Sous la surface d'un marché boursier apparemment robuste, des indicateurs clés suggèrent une survalorisation significative qui pourrait mettre à l'épreuve la confiance des investisseurs.
Le marché boursier américain est peut-être nettement plus cher que ne le suggèrent les indicateurs populaires, l'écart croissant entre les bénéfices déclarés et les flux de trésorerie réels soulevant des questions sur la durabilité des valorisations actuelles. Une analyse de Barron's souligne que si le ratio cours/bénéfice (P/E) prévisionnel du S&P 500 se situe à un niveau élevé, un examen plus approfondi des flux de trésorerie disponibles révèle un marché historiquement tendu.
"Le marché boursier américain est nettement plus cher qu'il n'y paraît", a déclaré Jack Hough, chroniqueur chez Barron's et auteur de l'analyse. Il souligne que les traitements comptables des dépenses liées à l'IA et d'autres tendances à long terme sont des facteurs qui gonflent artificiellement la rentabilité des entreprises.
Sur la base des bénéfices prévus, le ratio P/E du S&P 500 est de 20, soit environ 20 % au-dessus de sa moyenne sur 20 ans. Cependant, le ratio cours/flux de trésorerie disponible (P/FCF) raconte une autre histoire, s'établissant à 27,4, soit 37 % au-dessus de sa moyenne à long terme. Cette divergence est largement alimentée par les dépenses d'investissement massives dans l'intelligence artificielle, qui ne sont pas immédiatement déduites des bénéfices mais sont entièrement déduites des flux de trésorerie disponibles.

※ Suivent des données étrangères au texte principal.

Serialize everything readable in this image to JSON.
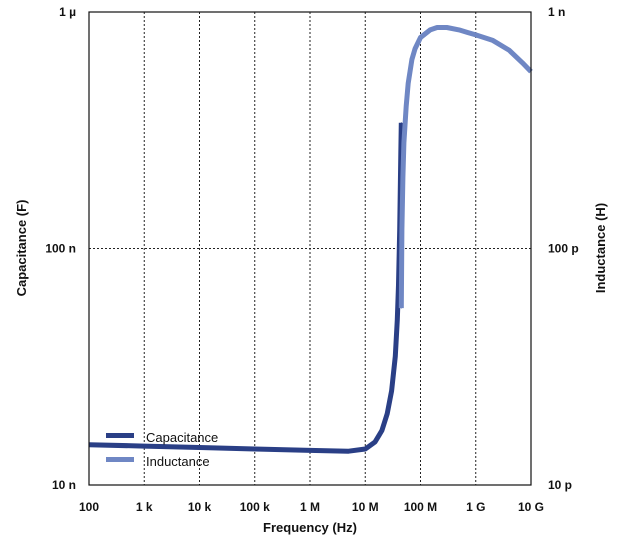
{
  "chart_data": {
    "type": "line",
    "title": "",
    "xlabel": "Frequency (Hz)",
    "ylabel": "Capacitance (F)",
    "y2label": "Inductance (H)",
    "x_scale": "log",
    "y_scale": "log",
    "xlim": [
      100,
      10000000000
    ],
    "ylim": [
      1e-08,
      1e-06
    ],
    "y2lim": [
      1e-11,
      1e-09
    ],
    "x_ticks": [
      {
        "value": 100,
        "label": "100"
      },
      {
        "value": 1000,
        "label": "1 k"
      },
      {
        "value": 10000,
        "label": "10 k"
      },
      {
        "value": 100000,
        "label": "100 k"
      },
      {
        "value": 1000000,
        "label": "1 M"
      },
      {
        "value": 10000000,
        "label": "10 M"
      },
      {
        "value": 100000000,
        "label": "100 M"
      },
      {
        "value": 1000000000,
        "label": "1 G"
      },
      {
        "value": 10000000000,
        "label": "10 G"
      }
    ],
    "y_ticks": [
      {
        "value": 1e-08,
        "label": "10 n"
      },
      {
        "value": 1e-07,
        "label": "100 n"
      },
      {
        "value": 1e-06,
        "label": "1 µ"
      }
    ],
    "y2_ticks": [
      {
        "value": 1e-11,
        "label": "10 p"
      },
      {
        "value": 1e-10,
        "label": "100 p"
      },
      {
        "value": 1e-09,
        "label": "1 n"
      }
    ],
    "grid": true,
    "legend_position": "bottom-left",
    "series": [
      {
        "name": "Capacitance",
        "axis": "left",
        "color": "#2a3f86",
        "x": [
          100,
          1000,
          10000,
          100000,
          1000000,
          5000000,
          10000000,
          15000000,
          20000000,
          25000000,
          30000000,
          35000000,
          38000000,
          40000000,
          42000000,
          44000000,
          45000000
        ],
        "y": [
          1.48e-08,
          1.46e-08,
          1.44e-08,
          1.42e-08,
          1.4e-08,
          1.39e-08,
          1.42e-08,
          1.52e-08,
          1.7e-08,
          2e-08,
          2.5e-08,
          3.5e-08,
          5e-08,
          7e-08,
          1.2e-07,
          2.5e-07,
          3.4e-07
        ]
      },
      {
        "name": "Inductance",
        "axis": "right",
        "color": "#6f87c4",
        "x": [
          45000000,
          46000000,
          48000000,
          50000000,
          55000000,
          60000000,
          70000000,
          80000000,
          100000000,
          150000000,
          200000000,
          300000000,
          500000000,
          700000000,
          1000000000,
          2000000000,
          4000000000,
          7000000000,
          10000000000
        ],
        "y": [
          5.6e-11,
          1.2e-10,
          2e-10,
          2.8e-10,
          4e-10,
          5e-10,
          6.3e-10,
          7e-10,
          7.8e-10,
          8.4e-10,
          8.6e-10,
          8.6e-10,
          8.4e-10,
          8.2e-10,
          8e-10,
          7.6e-10,
          6.9e-10,
          6.1e-10,
          5.6e-10
        ]
      }
    ]
  }
}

Cet écart de valorisation suggère que les fondements du marché pourraient être moins stables qu'il n'y paraît, ce qui incite les investisseurs à la prudence. La situation appelle à un recalibrage des attentes, car les facteurs gonflant les bénéfices pourraient ne pas être permanents, augmentant le risque d'une correction du marché ou d'une période de rendements décevants.
Les marges et l'effet de richesse
Les marges bénéficiaires des entreprises se situent actuellement à un niveau historiquement élevé de 12 %, soit plus du double de la moyenne de 5,3 % observée au cours des quatre décennies précédant l'an 2000. Bien qu'une transition vers une économie plus technologique explique en partie cette augmentation, certains signes indiquent que ces marges pourraient être insoutenables.
L'un des facteurs est un potentiel « effet de richesse », où la hausse des prix des actions et de l'immobilier encourage les consommateurs à revenus élevés à dépenser davantage, stimulant ainsi les revenus des entreprises. Avec un rendement de 273 % pour le S&P 500 au cours de la dernière décennie, cet effet a été un puissant vent arrière. Cependant, cela peut fonctionner à l'inverse lors d'un ralentissement du marché, présentant un risque important pour les bénéfices futurs.
Les déficits publics gonflent les bénéfices
Les dépenses déficitaires record du gouvernement américain, estimées à 5,8 % du PIB, apportent également un coup de pouce temporaire aux bénéfices des entreprises. Ce stimulus budgétaire se diffuse dans l'économie et gonfle les bénéfices des grandes entreprises, rendant leurs ratios P/E plus attractifs qu'ils ne le seraient autrement.
Cependant, avec la croissance de la dette nationale et l'épuisement prévu du fonds de réserve de la sécurité sociale d'ici 2032, ces déficits sont insoutenables. Toute consolidation budgétaire future, que ce soit par des coupes budgétaires ou des augmentations d'impôts, agirait probablement comme un frein aux bénéfices des entreprises. Cela suggère que les niveaux de profit actuels ne sont pas un indicateur fiable des performances futures.
Cet article est à titre informatif uniquement et ne constitue pas un conseil en investissement.